The direct consequence of licensees refusal to negotiate outside of a lawsuit is that patent holders MUST file a lawsuit to have any hope of negotiating a license. Patent holders must pay enormous costs to lawyers and expert to file such a lawsuit, and these costs are never recovered in settlements - the pro forma settlement has each side paying their own costs. Potential licensees will pay millions in litigation costs before they are are wiling to negotiate a license - to them, anything that costs less than a license is just "good business" - even when any reasonable person could see that extending litigation would be fruitless. It is only when they've exhausted all the time leading up to trial that it becomes time for licensees to come to the table - since there is no penalty for delaying negotiations by extending litigation - in fact, since it delays payment, it can be seen as reducing expenses.
REAL reform would be to have a "safe harbor" where patent holders and patent infringers can realistically negotiate licenses. In order to do so, infringers have to provide truthful information about production volume and projected volume, and patent holders would have to provide truthful information about previous license arrangements. Upon entering a good-faith negotiation, both sides need to have the facts at hand to make a fair settlement. If one side or the other fails to negotiate in good faith, such a fact should be material to a resulting lawsuit. Having a penalty at trial for forcing the patent holder to file suit in order to negotiate a license instead of engaging in good-faith negotiations is the way to avoid lawsuits in the first place. Likewise, forcing patent holders to negotiate first instead of filing suit first also avoids expensive lawsuits.
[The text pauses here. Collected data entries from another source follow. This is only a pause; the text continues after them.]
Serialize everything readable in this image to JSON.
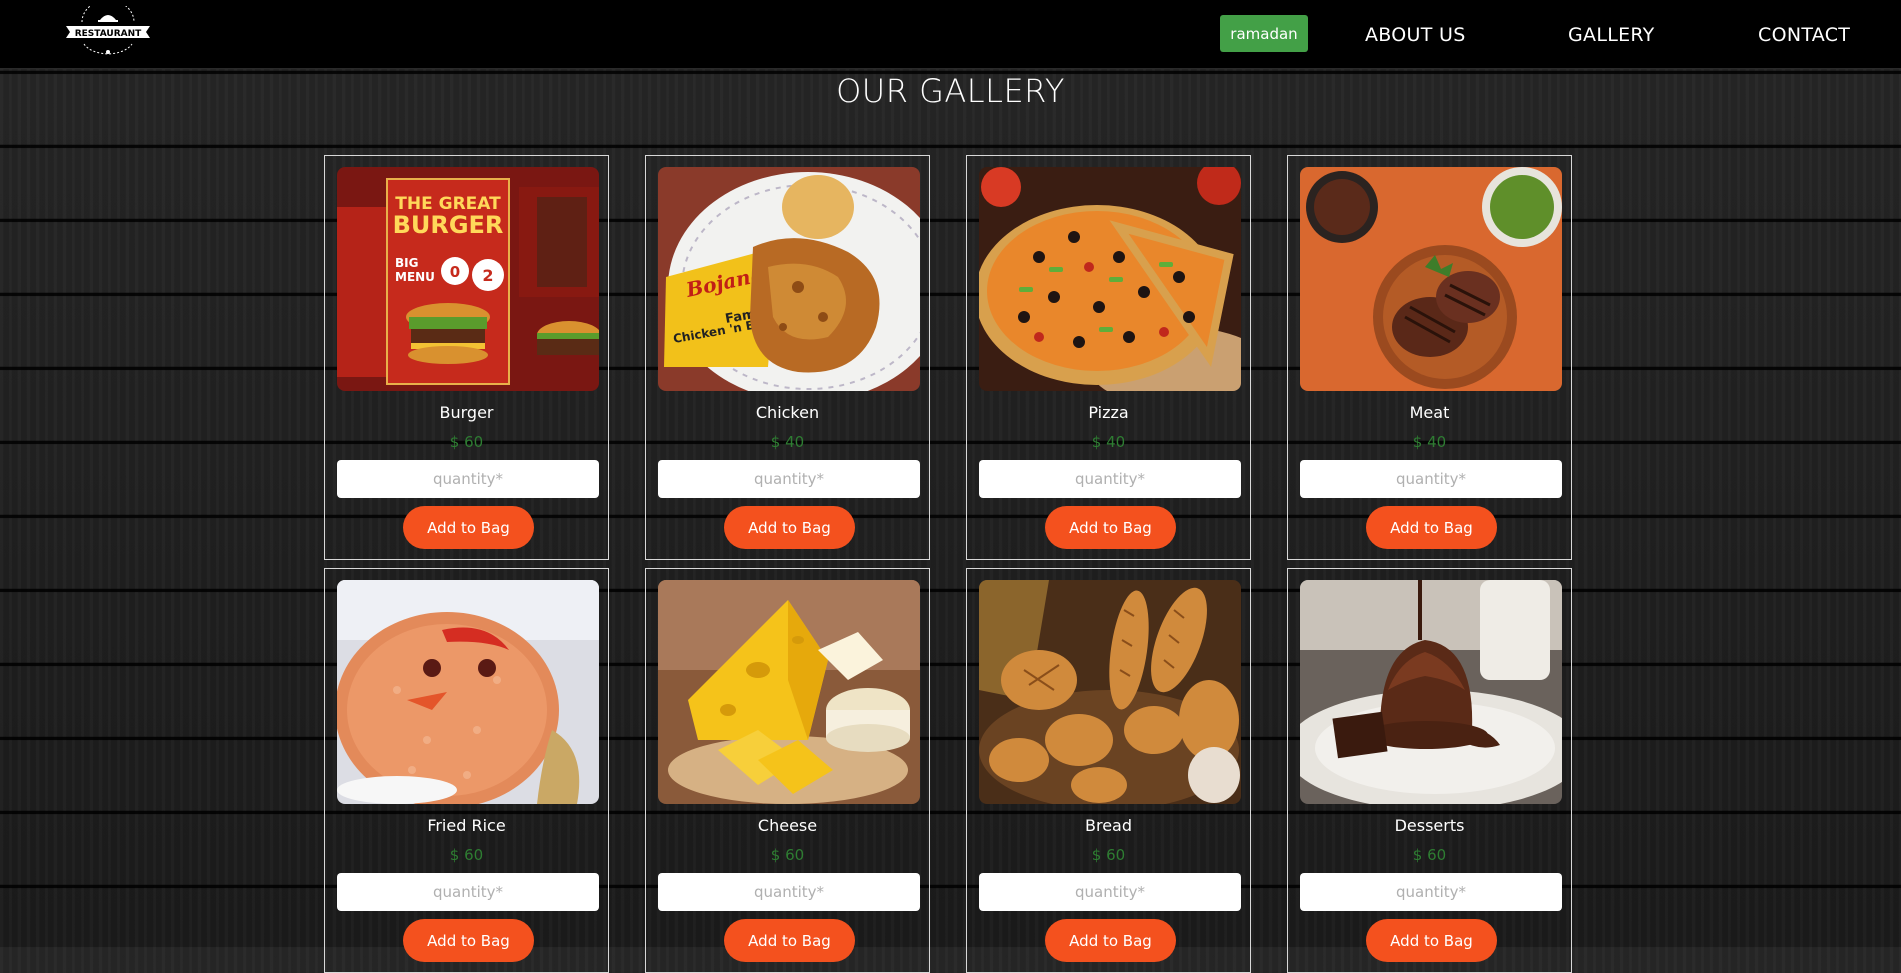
{
  "nav": {
    "logo_text": "RESTAURANT",
    "ramadan_label": "ramadan",
    "links": [
      "ABOUT US",
      "GALLERY",
      "CONTACT"
    ]
  },
  "page": {
    "title": "OUR GALLERY"
  },
  "items": [
    {
      "name": "Burger",
      "price": "$ 60",
      "qty_placeholder": "quantity*",
      "button": "Add to Bag",
      "image_text": [
        "THE GREAT",
        "BURGER",
        "BIG",
        "MENU",
        "0",
        "2"
      ]
    },
    {
      "name": "Chicken",
      "price": "$ 40",
      "qty_placeholder": "quantity*",
      "button": "Add to Bag",
      "image_text": [
        "Bojangles'",
        "Famous",
        "Chicken 'n Biscuits"
      ]
    },
    {
      "name": "Pizza",
      "price": "$ 40",
      "qty_placeholder": "quantity*",
      "button": "Add to Bag"
    },
    {
      "name": "Meat",
      "price": "$ 40",
      "qty_placeholder": "quantity*",
      "button": "Add to Bag"
    },
    {
      "name": "Fried Rice",
      "price": "$ 60",
      "qty_placeholder": "quantity*",
      "button": "Add to Bag"
    },
    {
      "name": "Cheese",
      "price": "$ 60",
      "qty_placeholder": "quantity*",
      "button": "Add to Bag"
    },
    {
      "name": "Bread",
      "price": "$ 60",
      "qty_placeholder": "quantity*",
      "button": "Add to Bag"
    },
    {
      "name": "Desserts",
      "price": "$ 60",
      "qty_placeholder": "quantity*",
      "button": "Add to Bag"
    }
  ],
  "colors": {
    "nav_bg": "#000000",
    "ramadan_button": "#43a047",
    "add_button": "#f4511e",
    "price_text": "#2e7d32"
  }
}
If we are to value intellectual property fairly, reducing the "friction" in negotiating intellectual property licenses is key. At the moment, even for patents which have been examined by the patent office, "examined" by bringing those patents to court in prior cases, and re-examined by the patent office with senior patent examiners, and ruled on by patent appeal boards with several senior patent officials, the cost of litigation to negotiate a license can be tens of millions of dollars. What this means is that if you have a patent worth less than tens of millions of dollars, you can't get _anything_ of value for your patent. If your patent is more valuable than than, it's still a tremendous drag on patent value.
The current system is rewarding lawyers, not inventors, and the AIA and these further "reforms" are making the problem worse.